Ses pieds se mirent à bouger. Il descendit une pente douce. Le son de ses pas composait comme une symphonie qui, pour une raison ou pour une autre, trouvait bien sa place dans ce paysage miraculeux, avec cette femme miraculeuse. Il s'assit loin d'elle d'abord. Il jetait quelques regards timides. Un centimètre. Deux centimètres. Et cette distance qui les séparait, cette distance infranchissable de prime abord, se réduisit en un temps qui lui parut être un cycle entier. La femme mit son livre de sorte à ce qu'il puisse suivre avec elle.
***
Que dire d'autre ? Pourquoi ne pas arrêter là ? Parce que le cycle ne doit pas être brisé. Le Samsaran doit mourir pour qu'un autre prenne sa place. De ses vieilles mains frêles et bleues, il caressa le visage de sa bien aimée. De longs cheveux platine, immaculées, des cheveux sans doute tissés par Dieu lui-même en usant du tissu même de la vie. Des regards. Un regard. Un regard après une vie exceptionnelle. Un regard après des disputes, des moments d'une solitude brutale. Un regard pour tout. Vieux, très vieux, très malade. Le cycle ne sera pas interrompu, pensa-t-il. Mais pour elle, pour cette jeune femme aux cheveux platine, aucune fin n'était possible. Il le comprenait maintenant. Elle était une Ioph, un de ces êtres immortels et solitaires qui peuplent ce monde. Pour eux, il n'y a que des fins. Il toussait. Il toussait. Vermillon, écarlate sur sa peau saphir. Elle l'avait connu lui aussi. Il en était maintenant certain. Elle l'avait connu à chaque fois. Une femme qui échappait au temps. Combien de fois avait-elle dû souffrir sa réincarnation ?

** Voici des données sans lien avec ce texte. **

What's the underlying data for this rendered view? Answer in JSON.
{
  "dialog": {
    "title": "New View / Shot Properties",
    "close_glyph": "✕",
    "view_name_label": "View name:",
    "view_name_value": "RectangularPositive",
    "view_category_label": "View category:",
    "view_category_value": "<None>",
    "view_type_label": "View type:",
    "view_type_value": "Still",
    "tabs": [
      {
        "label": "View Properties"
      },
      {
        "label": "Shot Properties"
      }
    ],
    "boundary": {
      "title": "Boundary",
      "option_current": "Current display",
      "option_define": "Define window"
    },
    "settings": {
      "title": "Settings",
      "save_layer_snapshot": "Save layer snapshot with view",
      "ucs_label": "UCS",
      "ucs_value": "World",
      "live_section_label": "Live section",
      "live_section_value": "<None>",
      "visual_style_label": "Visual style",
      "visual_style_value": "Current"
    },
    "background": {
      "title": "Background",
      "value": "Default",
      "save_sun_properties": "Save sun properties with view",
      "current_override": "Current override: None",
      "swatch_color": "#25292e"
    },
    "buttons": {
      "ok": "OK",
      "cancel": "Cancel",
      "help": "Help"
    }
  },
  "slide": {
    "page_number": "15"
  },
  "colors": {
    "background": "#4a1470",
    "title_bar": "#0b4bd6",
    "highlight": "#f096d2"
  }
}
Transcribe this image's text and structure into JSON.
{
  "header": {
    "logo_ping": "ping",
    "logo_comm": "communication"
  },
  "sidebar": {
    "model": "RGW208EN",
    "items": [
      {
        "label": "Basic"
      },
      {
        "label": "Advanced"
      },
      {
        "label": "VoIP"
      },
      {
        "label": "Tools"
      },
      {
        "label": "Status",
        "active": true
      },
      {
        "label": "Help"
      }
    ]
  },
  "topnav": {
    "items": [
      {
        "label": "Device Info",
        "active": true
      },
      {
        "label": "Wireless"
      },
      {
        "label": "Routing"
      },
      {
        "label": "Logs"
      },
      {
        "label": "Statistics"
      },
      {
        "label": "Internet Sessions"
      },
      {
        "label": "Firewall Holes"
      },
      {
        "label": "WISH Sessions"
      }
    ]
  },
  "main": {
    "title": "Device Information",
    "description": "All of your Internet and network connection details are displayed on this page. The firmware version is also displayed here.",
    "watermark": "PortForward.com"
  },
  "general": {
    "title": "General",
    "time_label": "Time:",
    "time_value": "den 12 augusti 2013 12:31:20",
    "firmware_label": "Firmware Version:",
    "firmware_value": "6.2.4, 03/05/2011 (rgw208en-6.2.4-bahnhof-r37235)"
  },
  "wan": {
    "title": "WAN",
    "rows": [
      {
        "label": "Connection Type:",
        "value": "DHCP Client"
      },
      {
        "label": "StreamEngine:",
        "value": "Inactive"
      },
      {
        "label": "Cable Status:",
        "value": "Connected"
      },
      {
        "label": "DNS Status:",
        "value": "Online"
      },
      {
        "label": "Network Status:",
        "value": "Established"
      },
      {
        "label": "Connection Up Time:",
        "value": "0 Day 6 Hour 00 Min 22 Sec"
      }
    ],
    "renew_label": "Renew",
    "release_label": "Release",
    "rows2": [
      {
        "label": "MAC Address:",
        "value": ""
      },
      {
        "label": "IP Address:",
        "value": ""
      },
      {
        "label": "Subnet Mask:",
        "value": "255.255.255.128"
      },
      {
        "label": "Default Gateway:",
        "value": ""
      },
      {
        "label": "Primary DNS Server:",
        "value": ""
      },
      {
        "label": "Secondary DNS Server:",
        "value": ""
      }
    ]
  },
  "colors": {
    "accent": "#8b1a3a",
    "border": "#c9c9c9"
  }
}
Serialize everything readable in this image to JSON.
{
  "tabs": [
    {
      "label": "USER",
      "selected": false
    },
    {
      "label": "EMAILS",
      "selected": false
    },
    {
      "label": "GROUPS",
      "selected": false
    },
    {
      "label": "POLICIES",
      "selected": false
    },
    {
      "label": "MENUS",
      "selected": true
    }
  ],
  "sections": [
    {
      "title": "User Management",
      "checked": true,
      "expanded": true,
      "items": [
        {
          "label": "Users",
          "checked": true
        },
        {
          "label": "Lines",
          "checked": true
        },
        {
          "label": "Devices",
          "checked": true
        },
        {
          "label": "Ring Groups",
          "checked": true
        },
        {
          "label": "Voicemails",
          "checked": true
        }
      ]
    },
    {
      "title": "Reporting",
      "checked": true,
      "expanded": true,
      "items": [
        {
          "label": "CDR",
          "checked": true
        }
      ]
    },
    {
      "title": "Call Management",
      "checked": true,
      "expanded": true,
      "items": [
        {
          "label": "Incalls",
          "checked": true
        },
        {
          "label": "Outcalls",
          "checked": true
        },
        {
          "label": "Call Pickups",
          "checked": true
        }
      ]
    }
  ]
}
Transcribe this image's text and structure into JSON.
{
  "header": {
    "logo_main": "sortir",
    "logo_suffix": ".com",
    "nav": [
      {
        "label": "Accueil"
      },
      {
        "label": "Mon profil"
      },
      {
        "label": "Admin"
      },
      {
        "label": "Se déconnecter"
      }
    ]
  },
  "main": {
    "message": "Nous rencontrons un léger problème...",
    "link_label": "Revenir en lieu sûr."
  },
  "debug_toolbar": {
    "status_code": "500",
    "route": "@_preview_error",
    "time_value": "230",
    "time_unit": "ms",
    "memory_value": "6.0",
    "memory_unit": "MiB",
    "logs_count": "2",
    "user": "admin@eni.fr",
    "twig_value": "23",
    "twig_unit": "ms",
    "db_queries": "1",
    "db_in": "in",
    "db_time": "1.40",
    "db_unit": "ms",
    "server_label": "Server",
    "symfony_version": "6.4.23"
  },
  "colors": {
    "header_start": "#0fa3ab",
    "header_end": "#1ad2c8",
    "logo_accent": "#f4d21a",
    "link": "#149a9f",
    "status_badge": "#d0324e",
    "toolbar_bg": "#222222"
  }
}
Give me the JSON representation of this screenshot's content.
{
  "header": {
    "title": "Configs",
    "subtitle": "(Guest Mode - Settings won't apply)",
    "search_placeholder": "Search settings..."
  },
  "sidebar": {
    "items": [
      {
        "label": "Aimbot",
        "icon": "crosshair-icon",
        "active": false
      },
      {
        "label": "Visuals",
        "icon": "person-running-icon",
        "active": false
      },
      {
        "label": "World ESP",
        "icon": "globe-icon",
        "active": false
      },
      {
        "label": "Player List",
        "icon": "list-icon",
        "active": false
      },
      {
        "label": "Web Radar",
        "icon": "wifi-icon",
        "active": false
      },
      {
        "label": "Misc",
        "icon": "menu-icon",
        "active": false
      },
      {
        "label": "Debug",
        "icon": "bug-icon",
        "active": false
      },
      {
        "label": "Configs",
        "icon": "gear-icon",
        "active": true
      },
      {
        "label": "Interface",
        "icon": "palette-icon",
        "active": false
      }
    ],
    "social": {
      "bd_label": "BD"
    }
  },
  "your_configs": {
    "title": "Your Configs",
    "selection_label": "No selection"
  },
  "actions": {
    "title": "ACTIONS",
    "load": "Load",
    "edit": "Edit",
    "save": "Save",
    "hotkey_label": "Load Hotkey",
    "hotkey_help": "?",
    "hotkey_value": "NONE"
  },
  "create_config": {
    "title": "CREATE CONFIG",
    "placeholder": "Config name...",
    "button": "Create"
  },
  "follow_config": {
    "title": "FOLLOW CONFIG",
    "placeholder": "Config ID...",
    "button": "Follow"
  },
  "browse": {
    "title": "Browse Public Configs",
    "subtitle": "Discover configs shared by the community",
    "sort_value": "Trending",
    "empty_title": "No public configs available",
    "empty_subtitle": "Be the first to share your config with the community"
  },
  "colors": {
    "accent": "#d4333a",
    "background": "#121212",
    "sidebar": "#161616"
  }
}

Mène une vie simple. Mène une vie paisible, spirituelle et cultive ta foi. Patiente. Patiente. Ne brise pas le cycle. Le cycle ne doit pas être brisé. Elle viendra.
Il devait l'avoir rencontré un nombre infini de fois. Dix mille, trente mille ans plus tôt. A chaque mort, elle devait l'avoir retrouvé, avoir attendu qu'il s'approche. Et maintenant, une rivière coulait sur son visage. Il la laissa couler. Il le savait. Il la reverrait. Il la reverrait. Ton cycle, c'est elle. Ta maison, c'est elle. Ton Dieu, c'est elle. Ta vie, c'est elle. Ta fin, c'est moi. Mon début, c'est elle.
« A bientôt. », murmura-t-elle avec une voix brisée mais pleine d'espoir.
Un dernier regard, une dernière larme, une dernière tendresse somme toute entre deux êtres que la vie avait pris un si grand soin à entrelacer. Oui. Une somme. Une totalité. Un milieu. Un début. Mais non, jamais, jamais non, jamais une fin. Et, finalement, comme pour toute son espèce, un nouveau départ, une nouvelle histoire, un nouveau bonheur.